Pyridazine Based Scorpionate Ligand in a Copper Boratrane Compound

Reaction of potassium tris­(mercapto-tert-butylpyridazinyl)­borate K­[TntBu] with copper­(II) chloride in dichloromethane at room temperature led to the diamagnetic copper boratrane compound [Cu­{B­(PntBu)3}­Cl] (Pn = pyridazine-3-thionyl) (1) under activation of the B–H bond and formation of a Cu–B dative bond. In contrast to this, stirring of the same ligand with copper­(I) chloride in tetrahydrofuran (THF) gave the dimeric compound [Cu­{TntBu}]2 (2) where one copper atom is coordinated by two sulfur atoms and one hydrogen atom of one ligand and one sulfur of the other ligand. Hereby, no activation of the B–H bond occurred but a 3-center-2-electron B–H···Cu bond is formed. The reaction of copper­(II) chloride with K­[TntBu] in water gave the same product 2, but a formal reduction of the metal center from Cu­(II) to Cu­(I) occurred.

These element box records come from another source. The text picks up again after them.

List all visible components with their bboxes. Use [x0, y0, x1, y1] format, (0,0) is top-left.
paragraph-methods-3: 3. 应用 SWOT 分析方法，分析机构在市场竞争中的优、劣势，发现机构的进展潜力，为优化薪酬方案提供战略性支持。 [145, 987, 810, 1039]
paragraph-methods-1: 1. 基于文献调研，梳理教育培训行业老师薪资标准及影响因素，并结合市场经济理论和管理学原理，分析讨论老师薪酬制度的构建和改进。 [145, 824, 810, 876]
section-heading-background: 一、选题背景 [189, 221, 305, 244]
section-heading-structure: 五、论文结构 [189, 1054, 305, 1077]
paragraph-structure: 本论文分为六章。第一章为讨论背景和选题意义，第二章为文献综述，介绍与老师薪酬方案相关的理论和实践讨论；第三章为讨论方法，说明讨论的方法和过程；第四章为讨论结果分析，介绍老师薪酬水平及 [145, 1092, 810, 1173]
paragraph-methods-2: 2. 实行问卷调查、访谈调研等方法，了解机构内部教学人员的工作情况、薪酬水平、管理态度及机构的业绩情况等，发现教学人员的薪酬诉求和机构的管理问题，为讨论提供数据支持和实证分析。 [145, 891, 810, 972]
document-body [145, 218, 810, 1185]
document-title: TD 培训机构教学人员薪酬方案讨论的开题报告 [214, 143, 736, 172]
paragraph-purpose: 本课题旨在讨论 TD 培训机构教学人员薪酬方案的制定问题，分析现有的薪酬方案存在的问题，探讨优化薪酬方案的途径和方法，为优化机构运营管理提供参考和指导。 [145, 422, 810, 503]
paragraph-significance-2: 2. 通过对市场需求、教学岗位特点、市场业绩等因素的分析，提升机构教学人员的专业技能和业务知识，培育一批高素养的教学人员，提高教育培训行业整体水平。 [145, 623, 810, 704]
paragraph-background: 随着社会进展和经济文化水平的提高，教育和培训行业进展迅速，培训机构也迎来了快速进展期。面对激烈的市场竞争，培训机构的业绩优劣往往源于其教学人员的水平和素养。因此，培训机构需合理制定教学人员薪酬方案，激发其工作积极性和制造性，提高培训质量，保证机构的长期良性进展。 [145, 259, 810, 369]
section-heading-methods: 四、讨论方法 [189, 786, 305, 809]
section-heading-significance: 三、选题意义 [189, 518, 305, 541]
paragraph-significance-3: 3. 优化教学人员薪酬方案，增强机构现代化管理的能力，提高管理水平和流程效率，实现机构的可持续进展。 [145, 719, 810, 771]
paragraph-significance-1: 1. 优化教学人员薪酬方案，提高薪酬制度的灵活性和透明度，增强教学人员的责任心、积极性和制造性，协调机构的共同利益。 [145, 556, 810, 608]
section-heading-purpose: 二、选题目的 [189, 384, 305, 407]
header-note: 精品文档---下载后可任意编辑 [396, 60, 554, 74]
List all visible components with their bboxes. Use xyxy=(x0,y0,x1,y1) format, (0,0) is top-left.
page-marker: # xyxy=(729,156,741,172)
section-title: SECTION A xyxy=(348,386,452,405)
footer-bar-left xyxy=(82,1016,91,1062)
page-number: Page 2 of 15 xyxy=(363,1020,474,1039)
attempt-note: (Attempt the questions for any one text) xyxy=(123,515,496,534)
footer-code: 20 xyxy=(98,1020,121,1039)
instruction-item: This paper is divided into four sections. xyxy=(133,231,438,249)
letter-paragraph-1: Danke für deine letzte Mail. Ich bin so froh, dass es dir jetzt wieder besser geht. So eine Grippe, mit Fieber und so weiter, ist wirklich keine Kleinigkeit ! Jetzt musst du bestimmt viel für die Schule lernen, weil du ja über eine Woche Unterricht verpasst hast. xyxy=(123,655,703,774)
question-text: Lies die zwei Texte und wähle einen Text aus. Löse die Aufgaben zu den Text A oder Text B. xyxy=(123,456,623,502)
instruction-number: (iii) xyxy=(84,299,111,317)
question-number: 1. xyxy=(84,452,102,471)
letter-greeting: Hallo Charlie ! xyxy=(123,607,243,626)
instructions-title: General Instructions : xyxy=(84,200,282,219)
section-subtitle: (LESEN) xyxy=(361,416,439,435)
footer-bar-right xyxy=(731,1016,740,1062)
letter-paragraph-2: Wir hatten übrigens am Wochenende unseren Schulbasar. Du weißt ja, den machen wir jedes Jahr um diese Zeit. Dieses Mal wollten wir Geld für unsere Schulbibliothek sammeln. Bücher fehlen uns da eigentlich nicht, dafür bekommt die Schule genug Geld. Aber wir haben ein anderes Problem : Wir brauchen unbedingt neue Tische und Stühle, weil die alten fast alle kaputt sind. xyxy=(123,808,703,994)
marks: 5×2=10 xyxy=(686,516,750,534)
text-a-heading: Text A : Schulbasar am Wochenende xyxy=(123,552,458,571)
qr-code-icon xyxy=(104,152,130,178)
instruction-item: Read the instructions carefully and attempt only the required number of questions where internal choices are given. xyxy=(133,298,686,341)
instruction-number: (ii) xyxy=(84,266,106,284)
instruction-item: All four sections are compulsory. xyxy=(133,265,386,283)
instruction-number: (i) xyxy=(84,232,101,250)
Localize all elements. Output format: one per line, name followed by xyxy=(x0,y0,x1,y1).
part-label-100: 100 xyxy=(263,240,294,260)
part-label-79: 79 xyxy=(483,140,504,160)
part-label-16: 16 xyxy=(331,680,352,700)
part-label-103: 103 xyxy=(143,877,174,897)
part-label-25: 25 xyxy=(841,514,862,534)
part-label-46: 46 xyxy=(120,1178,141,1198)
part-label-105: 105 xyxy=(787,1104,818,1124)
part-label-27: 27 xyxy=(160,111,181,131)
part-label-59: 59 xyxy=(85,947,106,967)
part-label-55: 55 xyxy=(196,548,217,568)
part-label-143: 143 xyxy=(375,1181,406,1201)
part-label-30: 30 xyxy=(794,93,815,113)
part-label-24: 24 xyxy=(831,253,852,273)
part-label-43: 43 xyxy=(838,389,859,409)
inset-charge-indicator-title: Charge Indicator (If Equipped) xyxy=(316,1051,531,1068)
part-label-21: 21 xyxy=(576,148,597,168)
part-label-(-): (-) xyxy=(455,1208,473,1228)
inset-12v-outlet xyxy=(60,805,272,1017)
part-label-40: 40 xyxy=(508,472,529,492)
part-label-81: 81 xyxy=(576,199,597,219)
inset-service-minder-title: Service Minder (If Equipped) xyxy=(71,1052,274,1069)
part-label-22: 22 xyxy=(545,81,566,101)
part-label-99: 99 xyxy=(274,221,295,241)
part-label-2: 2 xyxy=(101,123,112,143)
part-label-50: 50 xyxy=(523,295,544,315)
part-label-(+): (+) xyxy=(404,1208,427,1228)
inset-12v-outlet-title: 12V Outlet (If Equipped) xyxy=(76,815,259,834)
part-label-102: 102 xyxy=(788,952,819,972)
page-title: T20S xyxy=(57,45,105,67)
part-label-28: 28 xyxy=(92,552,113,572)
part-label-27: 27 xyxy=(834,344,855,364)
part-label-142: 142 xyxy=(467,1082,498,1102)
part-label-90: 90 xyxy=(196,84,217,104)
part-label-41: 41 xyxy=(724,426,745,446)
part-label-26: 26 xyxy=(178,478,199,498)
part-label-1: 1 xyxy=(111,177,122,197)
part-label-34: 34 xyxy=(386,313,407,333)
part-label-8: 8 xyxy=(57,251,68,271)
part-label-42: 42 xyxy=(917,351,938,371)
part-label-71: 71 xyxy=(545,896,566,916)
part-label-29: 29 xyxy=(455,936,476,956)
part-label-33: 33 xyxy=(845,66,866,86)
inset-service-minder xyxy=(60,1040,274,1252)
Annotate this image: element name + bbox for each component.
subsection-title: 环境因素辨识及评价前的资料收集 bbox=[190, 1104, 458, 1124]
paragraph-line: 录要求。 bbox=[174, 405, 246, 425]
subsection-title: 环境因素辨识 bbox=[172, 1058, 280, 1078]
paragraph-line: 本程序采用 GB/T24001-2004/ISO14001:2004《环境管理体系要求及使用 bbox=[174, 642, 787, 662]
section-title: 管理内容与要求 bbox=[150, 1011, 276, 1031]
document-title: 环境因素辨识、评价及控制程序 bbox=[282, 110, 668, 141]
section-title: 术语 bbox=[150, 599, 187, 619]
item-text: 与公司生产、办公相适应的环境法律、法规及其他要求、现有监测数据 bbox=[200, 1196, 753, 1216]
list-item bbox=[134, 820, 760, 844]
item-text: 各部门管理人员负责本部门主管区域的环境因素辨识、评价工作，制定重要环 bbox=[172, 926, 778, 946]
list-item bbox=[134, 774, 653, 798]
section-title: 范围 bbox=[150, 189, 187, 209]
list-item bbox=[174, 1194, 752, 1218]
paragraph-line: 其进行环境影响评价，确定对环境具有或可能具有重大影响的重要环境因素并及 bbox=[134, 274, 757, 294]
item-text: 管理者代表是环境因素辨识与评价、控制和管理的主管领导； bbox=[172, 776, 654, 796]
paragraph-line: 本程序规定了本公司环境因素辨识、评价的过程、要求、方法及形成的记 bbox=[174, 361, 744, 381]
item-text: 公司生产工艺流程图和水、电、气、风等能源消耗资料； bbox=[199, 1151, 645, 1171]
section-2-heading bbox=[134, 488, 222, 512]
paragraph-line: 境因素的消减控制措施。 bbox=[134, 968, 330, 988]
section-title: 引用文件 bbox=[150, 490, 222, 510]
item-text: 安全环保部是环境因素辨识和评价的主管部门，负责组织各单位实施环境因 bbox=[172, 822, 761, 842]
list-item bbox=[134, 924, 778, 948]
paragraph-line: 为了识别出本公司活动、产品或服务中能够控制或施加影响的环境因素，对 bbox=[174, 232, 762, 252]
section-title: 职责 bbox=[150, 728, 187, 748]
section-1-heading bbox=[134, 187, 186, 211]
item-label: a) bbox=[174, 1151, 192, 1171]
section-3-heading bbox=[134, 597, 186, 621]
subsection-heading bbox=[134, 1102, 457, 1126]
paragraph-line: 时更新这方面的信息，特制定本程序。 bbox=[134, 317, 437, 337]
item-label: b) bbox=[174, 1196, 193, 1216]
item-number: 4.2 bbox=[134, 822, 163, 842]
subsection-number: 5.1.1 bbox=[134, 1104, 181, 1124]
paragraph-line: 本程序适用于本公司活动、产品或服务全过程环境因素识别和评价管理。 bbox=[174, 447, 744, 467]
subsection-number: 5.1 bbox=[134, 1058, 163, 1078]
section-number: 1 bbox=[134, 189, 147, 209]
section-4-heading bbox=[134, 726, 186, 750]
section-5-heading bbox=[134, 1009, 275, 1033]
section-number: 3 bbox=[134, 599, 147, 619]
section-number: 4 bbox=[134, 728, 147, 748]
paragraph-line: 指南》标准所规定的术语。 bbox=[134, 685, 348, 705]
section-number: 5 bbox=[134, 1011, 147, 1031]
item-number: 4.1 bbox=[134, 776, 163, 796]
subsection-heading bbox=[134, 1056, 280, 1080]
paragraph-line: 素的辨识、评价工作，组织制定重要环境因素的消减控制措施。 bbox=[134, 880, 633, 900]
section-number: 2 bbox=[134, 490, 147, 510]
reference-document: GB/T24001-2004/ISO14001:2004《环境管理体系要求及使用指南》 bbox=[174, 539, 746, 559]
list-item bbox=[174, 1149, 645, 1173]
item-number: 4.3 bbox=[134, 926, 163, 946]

When adding tricyclohexyl phosphine to the reaction mixture of K­[TnR] (R = tBu, Me) and copper­(I) chloride in MeOH, the distorted tetrahedral Cu complexes [Cu­{TnR}­(PCy3)] (R = tBu 3, Me 4) were formed. Compound 4 is exhibiting an “inverted” κ3-H,S,S, coordination mode. The copper boratrane 1 was further investigated by density functional theory (DFT) calculations for a better understanding of the M→B interaction involving the d8 electron configuration of Cu.